The Eleventh Circuit Court of Appeals recently upheld a decision blocking Florida from prohibiting employers from conducting mandatory workplace DEI training under its Stop WOKE Act, a/k/a Individual Freedom Act, Fla. Stat. § 760.10(8)(a).  In Honeyfund.com Inc. v. Governor, No. 22-13135, 2024 WL 909379, at *1. (11th Cir. Mar. 4, 2024), the Court issued an opinion staunchly supporting the First Amendment and squarely rejecting Florida’s attempt to regulate certain viewpoints:   

This is not the first era in which Americans have held widely divergent views on important areas of morality, ethics, law, and public policy. And it is not the first time that these disagreements have seemed so important, and their airing so dangerous, that something had to be done. But now, as before, the First Amendment keeps the government from putting its thumb on the scale.

The State of Florida seeks to bar employers from holding mandatory meetings for their employees if those meetings endorse viewpoints the state finds offensive. But meetings on those same topics are allowed if speakers endorse viewpoints the state agrees with, or at least does not object to. This law, as Florida concedes, draws its distinctions based on viewpoint—the most pernicious of dividing lines under the First Amendment. But the state insists that ordinary First Amendment review does not apply because the law restricts conduct, not speech.

We cannot agree, and we reject this latest attempt to control speech by recharacterizing it as conduct. Florida may be exactly right about the nature of the ideas it targets. Or it may not. Either way, the merits of these views will be decided in the clanging marketplace of ideas rather than a codebook or a courtroom.

The specific provision at issue sought to prohibit employers from subjecting “any individual, as a condition of employment,” to “training, instruction, or any other required activity that espouses, promotes, advances, inculcates, or compels” a certain set of beliefs.  Id.  The law enumerates those prohibited viewpoints, which all relate to race, color, sex, or national origin, but also permits training that endorses the viewpoints of Florida’s current administration.  This, the Eleventh Circuit determined. “is an illegal per se ban on speech the state disagrees with.”  Id. at *8.  

The Court applied strict scrutiny, the most stringent and “exacting standard,” because the Act includes both content- and viewpoint-based speech.  Florida bore the burden of showing that the Stop WOKE Act was “narrowly tailed to serve a compelling state interest” in the “least restrictive way” to achieve a stated purpose.  Id. at *6.  That it failed to do, at least for this particular provision.  The Act also targets and prohibits public-school instruction that aims to “indoctrinate or persuade students to a particular point of view inconsistent with” certain principles, but that provision was not the subject of the appeal.

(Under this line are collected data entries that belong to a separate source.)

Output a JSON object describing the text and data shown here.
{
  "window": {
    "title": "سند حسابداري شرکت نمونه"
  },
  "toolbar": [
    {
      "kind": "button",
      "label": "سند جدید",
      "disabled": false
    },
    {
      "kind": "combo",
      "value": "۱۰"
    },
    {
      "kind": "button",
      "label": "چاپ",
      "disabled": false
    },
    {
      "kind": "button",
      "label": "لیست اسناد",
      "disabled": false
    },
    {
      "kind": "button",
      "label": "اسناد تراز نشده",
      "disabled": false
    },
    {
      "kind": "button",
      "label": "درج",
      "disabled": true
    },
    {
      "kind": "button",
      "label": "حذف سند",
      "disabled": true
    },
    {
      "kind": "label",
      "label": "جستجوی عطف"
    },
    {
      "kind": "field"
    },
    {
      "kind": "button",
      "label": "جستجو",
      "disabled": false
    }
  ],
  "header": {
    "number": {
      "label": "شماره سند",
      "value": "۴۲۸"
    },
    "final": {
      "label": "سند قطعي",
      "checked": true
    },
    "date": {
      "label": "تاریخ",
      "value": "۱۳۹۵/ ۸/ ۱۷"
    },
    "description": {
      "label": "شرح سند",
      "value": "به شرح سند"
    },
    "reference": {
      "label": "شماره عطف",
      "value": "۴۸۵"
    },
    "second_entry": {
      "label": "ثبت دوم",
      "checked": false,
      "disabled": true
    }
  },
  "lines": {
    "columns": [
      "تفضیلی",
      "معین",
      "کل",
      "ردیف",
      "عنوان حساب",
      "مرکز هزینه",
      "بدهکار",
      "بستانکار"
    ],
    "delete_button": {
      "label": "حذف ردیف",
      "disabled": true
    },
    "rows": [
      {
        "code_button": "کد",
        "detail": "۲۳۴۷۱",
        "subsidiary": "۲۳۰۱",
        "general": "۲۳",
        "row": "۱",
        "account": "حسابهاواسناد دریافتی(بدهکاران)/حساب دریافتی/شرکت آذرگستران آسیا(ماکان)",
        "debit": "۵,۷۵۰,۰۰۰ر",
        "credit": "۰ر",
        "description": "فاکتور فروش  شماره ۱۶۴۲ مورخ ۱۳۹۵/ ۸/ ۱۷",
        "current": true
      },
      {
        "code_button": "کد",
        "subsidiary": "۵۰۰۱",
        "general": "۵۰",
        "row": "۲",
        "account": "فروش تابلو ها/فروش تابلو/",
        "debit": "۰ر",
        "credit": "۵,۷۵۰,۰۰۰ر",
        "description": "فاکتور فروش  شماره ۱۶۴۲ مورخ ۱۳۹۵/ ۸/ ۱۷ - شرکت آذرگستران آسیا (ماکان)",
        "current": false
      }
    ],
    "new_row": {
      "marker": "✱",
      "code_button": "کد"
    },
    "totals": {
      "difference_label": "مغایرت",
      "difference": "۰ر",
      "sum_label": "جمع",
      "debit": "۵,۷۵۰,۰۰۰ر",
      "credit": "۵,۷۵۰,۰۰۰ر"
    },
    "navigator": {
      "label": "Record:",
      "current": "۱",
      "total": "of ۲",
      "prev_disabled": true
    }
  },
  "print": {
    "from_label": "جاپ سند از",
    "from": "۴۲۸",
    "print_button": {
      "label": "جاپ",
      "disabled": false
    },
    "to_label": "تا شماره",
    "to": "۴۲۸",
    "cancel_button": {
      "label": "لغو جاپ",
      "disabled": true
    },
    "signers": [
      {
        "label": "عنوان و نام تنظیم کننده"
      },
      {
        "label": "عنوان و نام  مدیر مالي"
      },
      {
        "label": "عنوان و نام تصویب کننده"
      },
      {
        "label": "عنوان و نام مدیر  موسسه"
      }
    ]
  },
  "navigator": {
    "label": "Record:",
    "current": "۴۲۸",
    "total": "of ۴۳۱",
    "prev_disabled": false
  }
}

What does this mean for employers?  Certainly, employes can and should feel free to promote equity and inclusion as part of their training and other policies.  Hopefully, other states that may have an interest in mimicking Florida’s Stop WOKE Act will think again in light of this decision.  However, employers should still be mindful of the content of their DEI training and consult with counsel where necessary to make sure they are following best practices and mitigating any potential risk.